Harriet Maltby is a Government and Economics Researcher at the Legatum Institute and former Senior Parliamentary Assistant.
With the Obama glitterati of Messina, McGregor, Axelrod and Graf advising Westminster’s main parties, 2015 is set to be a re-run of our glossy Americanised 2010 election. Yet for the Conservatives to secure a majority, they should forget Washington and look instead to Wellington.
New Zealand abandoned its majoritarian Westminster FPTP voting system in the early 1990s for the proportional MMP system of Germany and Scotland. Coalition may be an inconvenience for David Cameron, but it is a structural design feature of modern New Zealand.
Yet recent polls put John Key, the Prime Minister, on course to make history on in September by gaining the first one-party majority since the electoral system was changed 21 years ago. His National party (the main NZ centre-right party) is riding high at 55 per cent in the latest poll.
Both Cameron and Key ride into an election to the rallying cry of economic turnaround. Only one seems able to convert this into the majority it deserves. What is behind the #TeamKey miracle, and what can the Conservatives learn it?
The most succinct statement comes from the close of a recently published unauthorised biography of John Key: “New Zealand feels content, stable and successful,” writes John Roughan in his unauthorised biography of Key, “with a Prime Minister who is easy to like and who inspires confidence.”
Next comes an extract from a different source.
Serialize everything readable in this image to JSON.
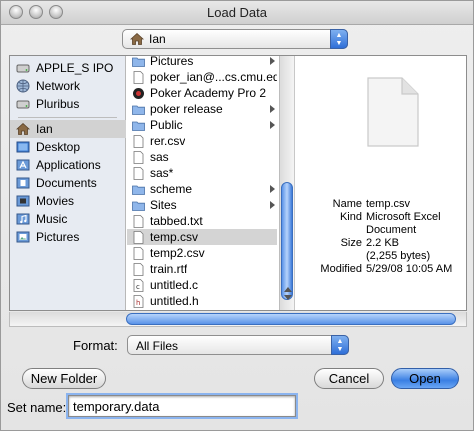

That confidence translates into impressive figures: New Zealand ranked fifth to the UK’s 16th in the 2013 Prosperity Index, coming in the top five for education (first), governance (second), social capital (third) and personal freedom (fifth). The UK does not rank in the top five for anything.
It is true that New Zealand was comparatively untouched by the global recession. It was in a much better starting position than the UK, with low government spending and government debt giving Bill English, the Finance Minister, a freedom that Osborne could only dream of. This year, growth is forecast at 3.4 per cent, with analysts hailing it as the ‘rock star’ economy of 2014.
Yet the UK is also forecast to grow 3.4 per cent this year: Britain is performing well: Cameron’s task is to make us believe it.
National, as it is known, appreciates just how to use economic success. Key has ensured that it has informed, not consumed, National’s narrative, arguing that “a strong economy is not an end in itself. It’s a way of delivering the things people care most about”. This vision leaves his opponents little space to carve their own narrative. The Tories have made the case that economic growth is good. They have so far failed to explain why. Like Key’s, this message must be visionary, value-led and justified by something other than wealth. Above all, it must resonate. This failure leaves Labour plenty of space – space that they are exploiting.
This goes some way to explain party performance. Neither Prime Minister faces an opposition that has set the world alight. Both Ed Miliband and his New Zealand counterpart, David Cunliffe, endure weekly criticism from colleagues and are languishing in personal polls. Yet whilst Key has closed down Cunliffe’s room for manoeuvre, Cameron has left ground unclaimed. It shows in the polls with Cunliffe’s Labour polling historic lows (24 per cent) and Miliband’s posting a consistent lead.
The #TeamKey miracle has two other critical assets. The strong message is backed by a strong Party that has proved capable of adaptation. National’s membership per capita is five times higher than that of the Conservatives, and whilst the structure has grown more centralised, dialogue remains. Conference is a chance to discuss and input on policy (voted upon by the Party Board). Ginger groups like the ‘Young Nats’ or the ‘Blue Libs’ are encouraged to lobby on policy and, where necessary, challenge the current view. National has strong foundations that work to inform and support the top structure. The Tories have much to learn.
Ultimately, at the heart of the success is Key himself. His leadership, policies and messaging are values-led. This clearly matters to the electorate, as broad criticism of Cunliffe runs ‘we don’t know who he is or what he stands for’. The value messaging from CCHQ is not dissimilar to National’s, but it lacks a uniting vision and has yet to find natural embodiment in its leader. Like Thatcher, Key achieves this embodiment effortlessly. It is working in Wellington and for the Tories to have any hope, it must be made to work in Westminster too.